= West Coast Infrastructure Exchange =

The West Coast Infrastructure Exchange (WCX), a State/Provincial Government-level partnership between California, Oregon, Washington, and British Columbia that was launched in 2012, conducts business case evaluations for selected infrastructure projects and connects private investment with public infrastructure opportunities. The platform aims to replace traditional approaches to infrastructure financing and development with "performance-based infrastructure" marked by projects that are funded where possible by internal rates of return, as opposed to tax dollars, and evaluated according to life-cycle social, ecological and economic impacts, as opposed to capacity addition and capital cost.

==Inception==

According to the original Wikipedia post, created by staff of Oregon Governor John Kitzhaber in November 2012:

California, Oregon, Washington and British Columbia combined to form the West Coast Infrastructure Exchange (WCX), which was announced on Nov. 14, 2012. The partnership was launched to develop innovative methods to finance and facilitate development the infrastructure needed to improve the region's economic competitiveness, support jobs and families and to enhance and protect the quality of life on the Pacific Coast.

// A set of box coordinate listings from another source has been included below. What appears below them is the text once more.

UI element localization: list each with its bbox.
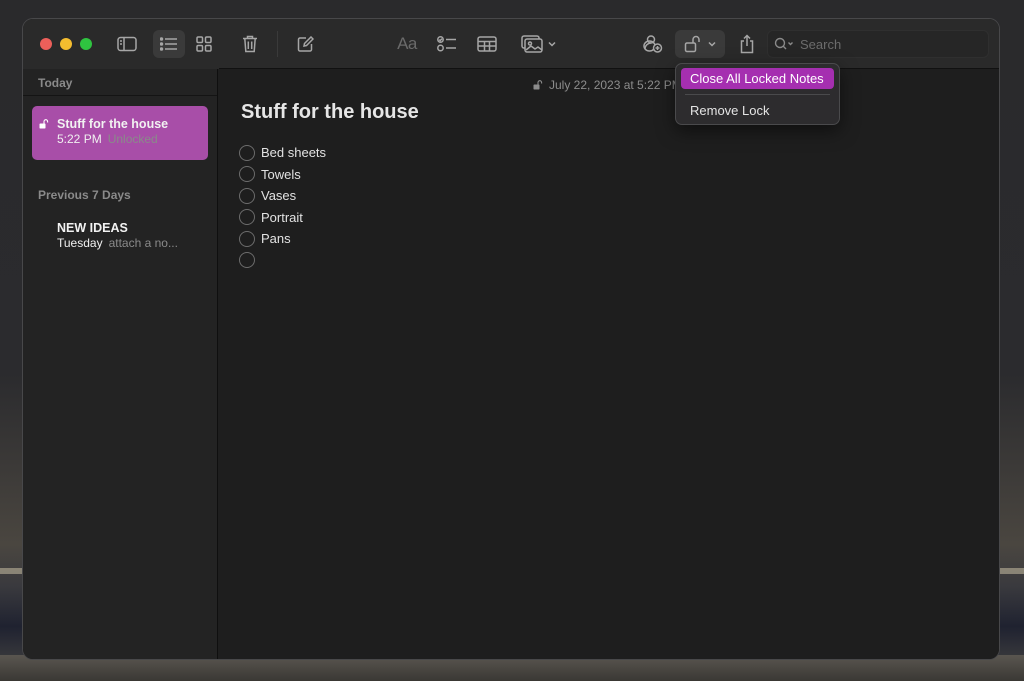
format-button[interactable]: Aa (393, 30, 421, 58)
toolbar-divider (277, 31, 278, 57)
table-button[interactable] (475, 30, 499, 58)
checklist-item-text[interactable]: Portrait (261, 210, 303, 225)
checklist-item[interactable]: Towels (239, 164, 326, 186)
note-time: Tuesday (57, 236, 103, 250)
lock-dropdown-menu: Close All Locked Notes Remove Lock (675, 63, 840, 125)
section-label-today: Today (38, 76, 73, 90)
checkbox[interactable] (239, 230, 255, 247)
collaborate-icon (643, 35, 663, 53)
checklist-item-text[interactable]: Vases (261, 188, 296, 203)
checklist-item-text[interactable]: Bed sheets (261, 145, 326, 160)
gallery-view-button[interactable] (192, 30, 216, 58)
share-icon (740, 34, 754, 54)
checklist-item[interactable]: Vases (239, 185, 326, 207)
menu-item-remove-lock[interactable]: Remove Lock (681, 100, 834, 121)
note-preview: Unlocked (107, 132, 158, 146)
chevron-down-icon (548, 41, 556, 47)
sidebar-icon (117, 36, 137, 52)
sidebar-toggle-button[interactable] (115, 30, 139, 58)
checklist-item-text[interactable]: Towels (261, 167, 301, 182)
note-date-text: July 22, 2023 at 5:22 PM (549, 78, 682, 92)
menu-item-close-all-locked-notes[interactable]: Close All Locked Notes (681, 68, 834, 89)
unlocked-padlock-icon (533, 80, 543, 90)
checkbox[interactable] (239, 187, 255, 204)
zoom-button[interactable] (80, 38, 92, 50)
checklist-button[interactable] (435, 30, 459, 58)
chevron-down-icon (707, 41, 716, 47)
checkbox[interactable] (239, 166, 255, 183)
checkbox[interactable] (239, 252, 255, 269)
table-icon (477, 36, 497, 52)
notes-list-sidebar: Today Stuff for the house 5:22 PM Unlocke… (23, 69, 218, 659)
unlocked-padlock-icon (39, 119, 49, 129)
media-button[interactable] (517, 30, 561, 58)
checklist-item[interactable]: Pans (239, 228, 326, 250)
checklist-icon (437, 36, 456, 52)
search-icon (774, 37, 793, 50)
checkbox[interactable] (239, 209, 255, 226)
note-date: July 22, 2023 at 5:22 PM (533, 78, 682, 92)
lock-button[interactable] (675, 30, 725, 58)
checklist-item[interactable] (239, 250, 326, 272)
list-view-button[interactable] (153, 30, 185, 58)
new-note-button[interactable] (293, 30, 317, 58)
checkbox[interactable] (239, 144, 255, 161)
close-button[interactable] (40, 38, 52, 50)
sidebar-divider (23, 95, 217, 96)
checklist-item[interactable]: Portrait (239, 207, 326, 229)
search-field[interactable] (767, 30, 989, 58)
checklist-item[interactable]: Bed sheets (239, 142, 326, 164)
grid-icon (196, 36, 212, 52)
collaborate-button[interactable] (640, 30, 666, 58)
note-editor[interactable]: July 22, 2023 at 5:22 PM Stuff for the h… (219, 69, 999, 659)
search-input[interactable] (800, 36, 970, 52)
note-title: NEW IDEAS (57, 221, 128, 235)
menu-separator (685, 94, 830, 95)
checklist: Bed sheets Towels Vases Portrait Pans (239, 142, 326, 271)
note-meta: Tuesday attach a no... (57, 236, 208, 250)
list-icon (160, 37, 177, 51)
photo-icon (521, 35, 543, 53)
section-label-previous-7-days: Previous 7 Days (38, 188, 131, 202)
delete-button[interactable] (238, 30, 262, 58)
note-list-item[interactable]: Stuff for the house 5:22 PM Unlocked (32, 106, 208, 160)
text-format-icon: Aa (397, 34, 417, 53)
compose-icon (297, 35, 314, 52)
unlocked-padlock-icon (684, 35, 700, 53)
note-list-item[interactable]: NEW IDEAS Tuesday attach a no... (32, 210, 208, 264)
note-title: Stuff for the house (57, 117, 169, 131)
trash-icon (243, 35, 257, 53)
note-heading[interactable]: Stuff for the house (241, 101, 419, 124)
minimize-button[interactable] (60, 38, 72, 50)
note-time: 5:22 PM (57, 132, 102, 146)
checklist-item-text[interactable]: Pans (261, 231, 291, 246)
notes-window: Aa Today Stuff for (22, 18, 1000, 660)
note-preview: attach a no... (108, 236, 178, 250)
note-meta: 5:22 PM Unlocked (57, 132, 208, 146)
toolbar: Aa (23, 19, 999, 69)
share-button[interactable] (735, 30, 759, 58)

Public infrastructure needs are acute. All West Coast states and the province of British Columbia need to expand and upgrade energy and transport facilities, update water and wastewater treatment plants, improve airports and dams and construct other projects. At the same time, state and local governments face limits on available financing through traditional sources. The West Coast Infrastructure Exchange is designed to tap the expertise of development and finance leaders to save money and find innovative financing methods. A study commissioned by the participants supports the idea of a collaborative mechanism like the WCX and finds that infrastructure needs on the West Coast will exceed $1 trillion in the next 30 years.

The announcement was made by Oregon Gov. John Kitzhaber, California State Treasurer Bill Lockyer and Oregon State Treasurer Ted Wheeler.

The Exchange was initially coordinated by the Oregon State Treasury. Development was funded by a grant from the Rockefeller Foundation.

==Focus and activities==

WCX is a 501(c)(3) not-for-profit organization that was formed I 2014 by the states of Oregon, Washington, and California. WCX is a publicly funded resource to public agencies within three west coast states on the topic of Performance-Based Infrastructure (PBI). WCX provides training, education, and technical assistance to interested organizations.

Performance-Based Infrastructure (PBI) is an infrastructure delivery method that consolidates responsibility for the key aspects of a project's full life cycle (design, construction, and long-term maintenance) into a single, performance-based contract with a private partner. PBI maintains public ownership of the infrastructure and can provide such benefits as increased cost and schedule certainty, shortened design and construction timelines, and long-term performance guarantees.

WCX has been recognized by multiple organizations and news outlets for its innovative efforts. WCX was also named a Harvard Ash Center Bright Idea in Government in 2015.